I agree with the above. The A30 is probably a good choice for the situation you describe. Mine would have been a 30.0 if BK had known there would later be a .1 and a .2., mine is technically a 30, I just call it a 30.0 so folks know it isn't a 30.1 or a 30.2. Mine was installed May 2014, running strong.
I change the combustor about every fifteen to twenty cords or so, cheap.
I did have the door gasket replaced summer 2018. A handy home owner can do it at home after buying the gasket, but it is a mission critical part. I paid I think $50 to have mine done by the guy at the stove shop who has done thousands of them. Taking the door and front fascia was kind of a chore, but I had a blanket on a sheet of plywood scrap ready to catch the assembly so as to not scratch up the paint.
The learnning curve wasn't too bad. Mostly I had to learn to not open the loading door. My grandpa shared hiss expertise with me about opening the loading doors on the old smoke dragons about every 45 minutes or so to poke around in the firebox with a metal rod. Don't do that. When you load it, stuff it full, run it a full throttle for thirty minutes, turn the knob down to probably about 1/3 throttle for you and GO AWAY. Truly, just leave it alone.
i do want to second and third the previous about top notch chimney. With good dry fuel and a low throttle setting your flue gas temp 30" above the stove is likely to be below 200 dF. You want top quality double wall stainless steel pipe, no tree tops within 20 feet of the pipe outlet and you got to do that 3-2-10 thing in the federal regs for chimneys.
You will get some crud in the pipe, but it should be grey/brown with no (or very few) shiny black flecks. I would clean the pipe at install, then after one cord, probably burn two cords before I brushed again, then burn three more cords before you brush again. I am currently brushing the pipe about every four cords but I could probably go six or eight.
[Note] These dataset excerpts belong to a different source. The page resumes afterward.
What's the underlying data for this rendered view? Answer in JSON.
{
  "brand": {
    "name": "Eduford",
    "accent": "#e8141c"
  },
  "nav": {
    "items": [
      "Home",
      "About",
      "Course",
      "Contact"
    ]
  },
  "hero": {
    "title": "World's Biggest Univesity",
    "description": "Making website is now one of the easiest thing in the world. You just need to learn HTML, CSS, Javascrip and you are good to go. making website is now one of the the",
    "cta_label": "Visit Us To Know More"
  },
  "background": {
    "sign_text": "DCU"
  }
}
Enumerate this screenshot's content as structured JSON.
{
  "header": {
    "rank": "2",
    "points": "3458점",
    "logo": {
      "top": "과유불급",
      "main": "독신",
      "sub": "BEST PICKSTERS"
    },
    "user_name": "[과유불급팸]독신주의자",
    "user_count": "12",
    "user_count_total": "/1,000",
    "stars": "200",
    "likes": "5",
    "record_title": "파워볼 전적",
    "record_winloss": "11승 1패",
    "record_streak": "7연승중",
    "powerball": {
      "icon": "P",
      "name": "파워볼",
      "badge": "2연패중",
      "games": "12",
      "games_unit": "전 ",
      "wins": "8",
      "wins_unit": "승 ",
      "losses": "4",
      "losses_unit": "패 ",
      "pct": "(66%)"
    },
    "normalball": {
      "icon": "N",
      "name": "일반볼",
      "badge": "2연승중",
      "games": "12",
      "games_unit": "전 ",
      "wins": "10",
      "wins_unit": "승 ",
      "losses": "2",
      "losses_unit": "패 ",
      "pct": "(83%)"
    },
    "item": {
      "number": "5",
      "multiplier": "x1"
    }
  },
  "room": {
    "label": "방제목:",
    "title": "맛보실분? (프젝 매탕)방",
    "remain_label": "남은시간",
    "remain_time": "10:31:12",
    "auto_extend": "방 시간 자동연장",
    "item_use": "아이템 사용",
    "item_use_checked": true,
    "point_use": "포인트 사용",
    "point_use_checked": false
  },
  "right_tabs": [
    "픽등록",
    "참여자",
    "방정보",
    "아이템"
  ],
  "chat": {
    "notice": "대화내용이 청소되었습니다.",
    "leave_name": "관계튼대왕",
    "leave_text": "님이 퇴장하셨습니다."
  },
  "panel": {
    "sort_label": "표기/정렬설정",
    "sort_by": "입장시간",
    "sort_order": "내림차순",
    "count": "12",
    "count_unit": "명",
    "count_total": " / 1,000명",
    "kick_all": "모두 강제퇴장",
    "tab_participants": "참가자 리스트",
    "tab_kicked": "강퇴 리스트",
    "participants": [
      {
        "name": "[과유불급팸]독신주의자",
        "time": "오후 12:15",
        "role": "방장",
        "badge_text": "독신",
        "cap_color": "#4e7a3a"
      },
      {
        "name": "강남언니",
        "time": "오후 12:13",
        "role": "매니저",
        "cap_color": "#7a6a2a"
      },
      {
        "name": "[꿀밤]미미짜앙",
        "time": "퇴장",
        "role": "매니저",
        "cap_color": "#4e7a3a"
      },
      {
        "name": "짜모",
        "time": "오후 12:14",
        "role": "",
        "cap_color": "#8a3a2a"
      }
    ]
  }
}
When my bypass door gasket needs to be replaced I am paying someone else to do that. Right now it is doing fine and I probably have 30-40 cords through mine. I do leave the bypass door open in the summer so it doesn't get compressed, but I do keep the loading door latched all summer so the cat doesn't get in there and get ash all over the living room.
You will also have to come up with an end of burn strategy. You should get a moisture meter for firewood, 30-50 bucks at lowes/depot/harborfreight. Look for a stud finder with a couple pins sticking out the top. Plan to wear out three nine volt batteries the first year, but if you keep burning all cherry all the time (I burn all spruce all the time) by the third year you won't hardly need to go find the meter because you will know from experience.
Deep in a burn towards the end of a coaling stage your combustor probe temp will be hanging just in the active zone and your flue gas probe (if you run one - you don't actually need one) is going to start drifting down. I have only ever burnt cherry wood in BBQ smokers, it does make good coals --- but you may either reload on a thick bed of coals, or turn the throttle up to burn the coals down to make room for a bigger reload.
I take a bit of pride in keeping my combustor active from September into May, it is just more efficient to keep the stove hot rather than bang out cold starts over and over.
So the two things you need to do are 1. take your fireplace poker to the dump and 2. figure out how to manage the end of your burn.
The primary variables for your end of burn strategy are going to be wood species (and you have a slew of them to choose from back east) and moisture content of your fuel, both of those together will give you the length of your coaling stage, and the other one is throttle setting during the burn. I suspect you will very rarely run above half throttle given a new tight home in a southern latitude.
Run it wide open thirty minutes, cut it back to 1/3 throttle and come back in twelve hours. When you come back in twelve hours turn the throttle back up to high and leave the combustor engaged. Go pee or let the cat out or something, then come back to look through the glass and see how big a coals pile you got.
If your cherry is good and dry (14-16% MC) you are strong candidate for getting through your winter with 24 hour burns.
Also, do get the convection fan kit. It makes a huge difference trying to spread heat around in a single story home.